OWEN, GRIFFITH (d. 1717), colonist and doctor, was son of Robert Owen (d. 1684) of Dolsereau, Dolgelly, by Jane, his wife, born in Merionethshire. Having been educated for the medical profession, he emigrated in 1684, with his parents, to Pennsylvania, where he was one of the first doctors in the new colony founded by William Penn [q. v.] He settled in Philadelphia, and became a member of the executive council, a justice of the peace, and a commissioner for the disposal of land. In the autumn of 1699, Philadelphia being visited by a malignant disease called by Isaac Norris ‘the Barbadoes distemper,’ which carried off 220 persons between August and 22 Oct., Owen and a son, who commenced practice at that time, distinguished themselves by their devotion and skill.

Owen undertook long journeys, both alone and with English ministers, to distant meetings of the quakers in America, and worked among the Indians. He was much esteemed in the colony, and Penn, when troubled about his son William, expressed his wish that the young man's confidence might be gained by ‘tender Griffith Owen, for he feels and sees’ (Private Life of W. Penn, Pennsylvania Hist. Soc. iii. 98). Owen died at Philadelphia in 1717. His son the physician died on 7 March 1731–2. Owen wrote, with some others, ‘Our Antient Testimony renewed,’ &c., against George Keith (1639?–1716) [q. v.], London: printed and sold by T. Sowle, 1695; reprinted in the appendix (pp. 31–40) to Gerard Croese's ‘History of Quakers,’ 1696.

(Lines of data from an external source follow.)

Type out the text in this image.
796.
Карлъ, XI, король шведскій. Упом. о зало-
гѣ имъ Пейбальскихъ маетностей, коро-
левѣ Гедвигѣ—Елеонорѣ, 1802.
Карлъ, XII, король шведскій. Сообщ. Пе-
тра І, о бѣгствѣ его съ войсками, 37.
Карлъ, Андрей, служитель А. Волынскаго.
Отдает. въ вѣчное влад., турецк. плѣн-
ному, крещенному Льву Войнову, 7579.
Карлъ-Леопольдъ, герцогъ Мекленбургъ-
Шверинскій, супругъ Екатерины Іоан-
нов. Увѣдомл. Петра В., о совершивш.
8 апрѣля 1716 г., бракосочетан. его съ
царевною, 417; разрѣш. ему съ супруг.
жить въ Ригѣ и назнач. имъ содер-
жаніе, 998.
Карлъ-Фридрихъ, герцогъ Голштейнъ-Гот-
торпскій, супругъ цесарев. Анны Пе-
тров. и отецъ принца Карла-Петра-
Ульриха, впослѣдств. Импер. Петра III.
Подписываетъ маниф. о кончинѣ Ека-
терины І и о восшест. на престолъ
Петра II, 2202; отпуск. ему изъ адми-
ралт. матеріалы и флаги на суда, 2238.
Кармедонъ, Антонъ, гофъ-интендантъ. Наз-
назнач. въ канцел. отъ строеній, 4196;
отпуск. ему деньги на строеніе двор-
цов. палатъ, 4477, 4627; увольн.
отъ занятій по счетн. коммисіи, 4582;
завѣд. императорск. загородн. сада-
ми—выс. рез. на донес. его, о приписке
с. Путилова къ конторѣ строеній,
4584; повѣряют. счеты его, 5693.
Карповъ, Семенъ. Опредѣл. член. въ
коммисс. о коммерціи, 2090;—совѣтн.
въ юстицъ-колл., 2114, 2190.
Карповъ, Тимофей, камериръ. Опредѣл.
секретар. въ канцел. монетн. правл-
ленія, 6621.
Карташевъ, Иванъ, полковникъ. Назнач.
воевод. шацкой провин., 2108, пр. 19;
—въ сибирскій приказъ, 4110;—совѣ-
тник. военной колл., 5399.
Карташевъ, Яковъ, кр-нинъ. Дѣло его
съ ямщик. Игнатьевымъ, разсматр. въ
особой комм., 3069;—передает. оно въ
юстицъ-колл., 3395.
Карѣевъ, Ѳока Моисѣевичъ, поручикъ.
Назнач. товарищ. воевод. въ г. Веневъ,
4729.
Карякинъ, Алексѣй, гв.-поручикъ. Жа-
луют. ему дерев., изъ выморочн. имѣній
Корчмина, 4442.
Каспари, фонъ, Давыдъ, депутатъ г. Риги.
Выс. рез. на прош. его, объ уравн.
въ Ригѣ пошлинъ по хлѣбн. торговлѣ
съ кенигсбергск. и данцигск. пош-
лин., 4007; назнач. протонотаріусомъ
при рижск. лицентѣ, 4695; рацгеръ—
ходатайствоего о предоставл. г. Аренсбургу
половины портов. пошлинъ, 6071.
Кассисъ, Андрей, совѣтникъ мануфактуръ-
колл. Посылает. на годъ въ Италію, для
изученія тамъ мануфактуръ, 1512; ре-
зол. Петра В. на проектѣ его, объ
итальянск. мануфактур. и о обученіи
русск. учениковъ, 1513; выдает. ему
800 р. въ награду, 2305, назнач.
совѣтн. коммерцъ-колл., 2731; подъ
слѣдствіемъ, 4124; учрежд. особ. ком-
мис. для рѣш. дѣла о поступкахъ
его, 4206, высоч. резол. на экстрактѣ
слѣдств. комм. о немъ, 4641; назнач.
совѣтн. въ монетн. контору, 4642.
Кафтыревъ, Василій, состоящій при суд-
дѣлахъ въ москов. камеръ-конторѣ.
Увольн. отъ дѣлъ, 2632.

[Morris's Contributions to Med. Hist. in Mem. of the Hist. Soc. of Pa. pp. 339–43; Journal of Thomas Story, pp. 173, 176–7, 227, 240, 241; Index to Obituary Notices in Pennsylvania Gazette; Pennsylvania Mag. x. 67, 237, 344, xiii. 169 n.; Penn and Logan Correspondence, Pennsylvania Hist. Soc. ix. 161, 162, 171, 177, 181, 201, 206, 214, 220, 250, 256, 268; Janney's Hist. of Friends, iii. 53, 187–8; Proud's Hist. of Pennsylvania, ii. 99, 100; Smith's Catalogue; Gordon's Hist. of Pennsylvania, p. 592.]

C. F. S.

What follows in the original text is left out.